The folks who rolled out the nation’s first metropolitan-wide Wi-Fi network in Rio Rancho, New Mexico, are implementing VoIP over WiFi. They told an audience at the VON Fall 2005 conference in Boston that VoIP over Wi-Fi will be ready for prime time in other municipalities in the coming months. VON, billed as the "voice over the Net" conference, is the industry's major voice over Internet protocol trade show.
“We think Wi-Fi Metro can do everything and be like an electricity utility,” said Tyler Van Houwelingen of Azulstar Networks, which is the Wi-Fi provider in Rio Rancho. “We can sell unlimited telephone and broadband service for under $40 and that’s the best in the business.”

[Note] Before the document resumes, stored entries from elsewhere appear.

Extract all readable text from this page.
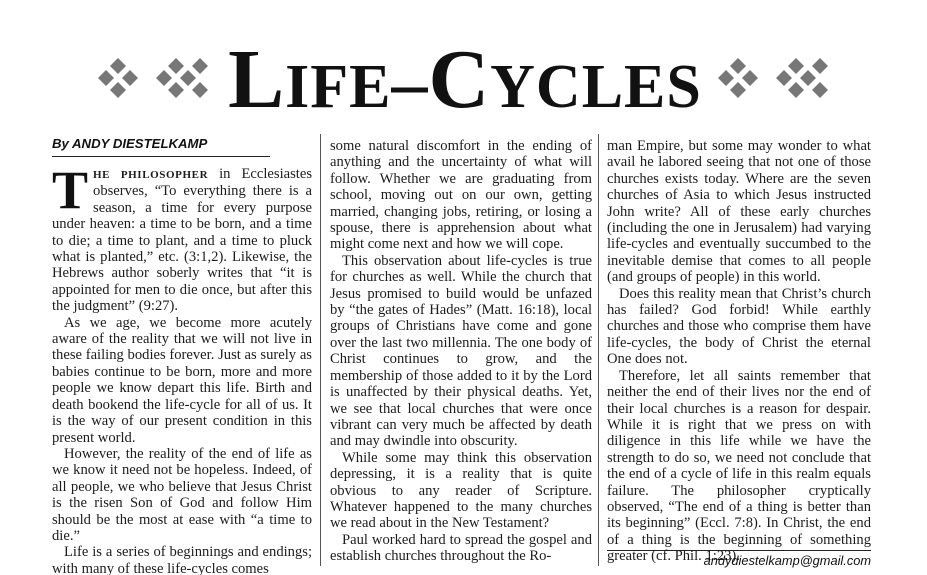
LIFE–CYCLES
By ANDY DIESTELKAMP

THE PHILOSOPHER in Ecclesiastes observes, “To everything there is a season, a time for every purpose under heaven: a time to be born, and a time to die; a time to plant, and a time to pluck what is planted,” etc. (3:1,2). Likewise, the Hebrews author soberly writes that “it is appointed for men to die once, but after this the judgment” (9:27).

As we age, we become more acutely aware of the reality that we will not live in these failing bodies forever. Just as surely as babies continue to be born, more and more people we know depart this life. Birth and death bookend the life-cycle for all of us. It is the way of our present condition in this present world.

However, the reality of the end of life as we know it need not be hopeless. Indeed, of all people, we who believe that Jesus Christ is the risen Son of God and follow Him should be the most at ease with “a time to die.”

Life is a series of beginnings and endings; with many of these life-cycles comes

some natural discomfort in the ending of anything and the uncertainty of what will follow. Whether we are graduating from school, moving out on our own, getting married, changing jobs, retiring, or losing a spouse, there is apprehension about what might come next and how we will cope.

This observation about life-cycles is true for churches as well. While the church that Jesus promised to build would be unfazed by “the gates of Hades” (Matt. 16:18), local groups of Christians have come and gone over the last two millennia. The one body of Christ continues to grow, and the membership of those added to it by the Lord is unaffected by their physical deaths. Yet, we see that local churches that were once vibrant can very much be affected by death and may dwindle into obscurity.

While some may think this observation depressing, it is a reality that is quite obvious to any reader of Scripture. Whatever happened to the many churches we read about in the New Testament?

Paul worked hard to spread the gospel and establish churches throughout the Ro-

man Empire, but some may wonder to what avail he labored seeing that not one of those churches exists today. Where are the seven churches of Asia to which Jesus instructed John write? All of these early churches (including the one in Jerusalem) had varying life-cycles and eventually succumbed to the inevitable demise that comes to all people (and groups of people) in this world.

Does this reality mean that Christ’s church has failed? God forbid! While earthly churches and those who comprise them have life-cycles, the body of Christ the eternal One does not.

Therefore, let all saints remember that neither the end of their lives nor the end of their local churches is a reason for despair. While it is right that we press on with diligence in this life while we have the strength to do so, we need not conclude that the end of a cycle of life in this realm equals failure. The philosopher cryptically observed, “The end of a thing is better than its beginning” (Eccl. 7:8). In Christ, the end of a thing is the beginning of something greater (cf. Phil. 1:23).

andydiestelkamp@gmail.com
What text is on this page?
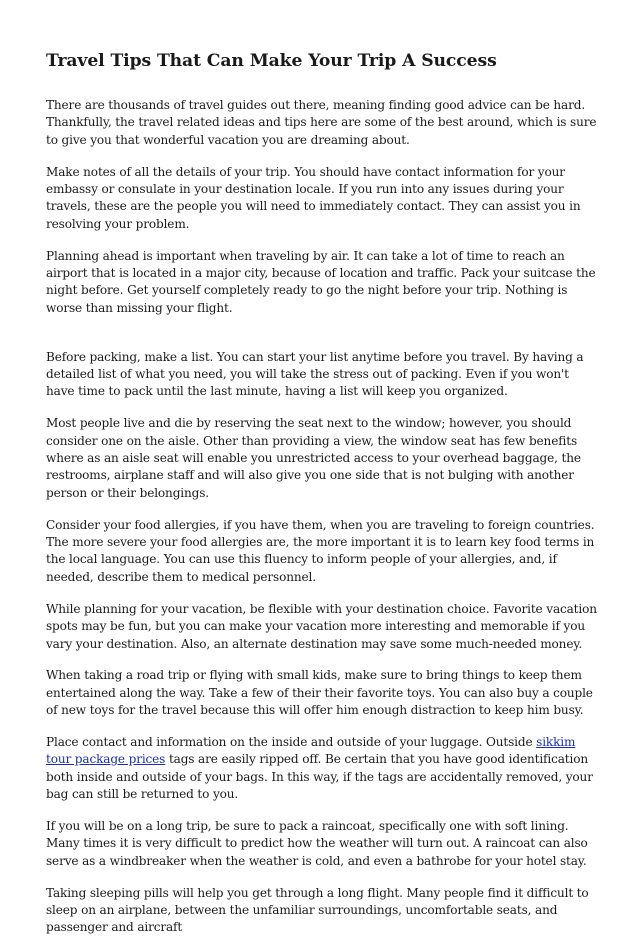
Travel Tips That Can Make Your Trip A Success

There are thousands of travel guides out there, meaning finding good advice can be hard. Thankfully, the travel related ideas and tips here are some of the best around, which is sure to give you that wonderful vacation you are dreaming about.

Make notes of all the details of your trip. You should have contact information for your embassy or consulate in your destination locale. If you run into any issues during your travels, these are the people you will need to immediately contact. They can assist you in resolving your problem.

Planning ahead is important when traveling by air. It can take a lot of time to reach an airport that is located in a major city, because of location and traffic. Pack your suitcase the night before. Get yourself completely ready to go the night before your trip. Nothing is worse than missing your flight.

Before packing, make a list. You can start your list anytime before you travel. By having a detailed list of what you need, you will take the stress out of packing. Even if you won't have time to pack until the last minute, having a list will keep you organized.

Most people live and die by reserving the seat next to the window; however, you should consider one on the aisle. Other than providing a view, the window seat has few benefits where as an aisle seat will enable you unrestricted access to your overhead baggage, the restrooms, airplane staff and will also give you one side that is not bulging with another person or their belongings.

Consider your food allergies, if you have them, when you are traveling to foreign countries. The more severe your food allergies are, the more important it is to learn key food terms in the local language. You can use this fluency to inform people of your allergies, and, if needed, describe them to medical personnel.

While planning for your vacation, be flexible with your destination choice. Favorite vacation spots may be fun, but you can make your vacation more interesting and memorable if you vary your destination. Also, an alternate destination may save some much-needed money.

When taking a road trip or flying with small kids, make sure to bring things to keep them entertained along the way. Take a few of their their favorite toys. You can also buy a couple of new toys for the travel because this will offer him enough distraction to keep him busy.

Place contact and information on the inside and outside of your luggage. Outside sikkim tour package prices tags are easily ripped off. Be certain that you have good identification both inside and outside of your bags. In this way, if the tags are accidentally removed, your bag can still be returned to you.

If you will be on a long trip, be sure to pack a raincoat, specifically one with soft lining. Many times it is very difficult to predict how the weather will turn out. A raincoat can also serve as a windbreaker when the weather is cold, and even a bathrobe for your hotel stay.

Taking sleeping pills will help you get through a long flight. Many people find it difficult to sleep on an airplane, between the unfamiliar surroundings, uncomfortable seats, and passenger and aircraft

Van Houwelingen, who is the founder and CEO of Azulstar, said VoIP functions well in fixed locations and reasonably well in mobile situations in which users are moving about the 103-square-mile Wi-Fi metro area. The Rio Rancho network plan calls for customers being able to use SIP phones when traveling at speeds up to 55 miles an hour.
“Mobility for VoIP is most complex,” he said, adding that mobile Wi-Fi in Rio Rancho should be perfected in a few months as new handsets come to market. “All the big handset guys are working on it," Van Houwelingen said, adding that the handsets should have improved antennas and power consumption savings for mobile use.
Van Houwelingen said VoWi-Fi will be an important feature for usage in the eight metro Wi-Fi nets that Azulstar has been rolling out, because the technology will enable the service to compete with entrenched telephone companies.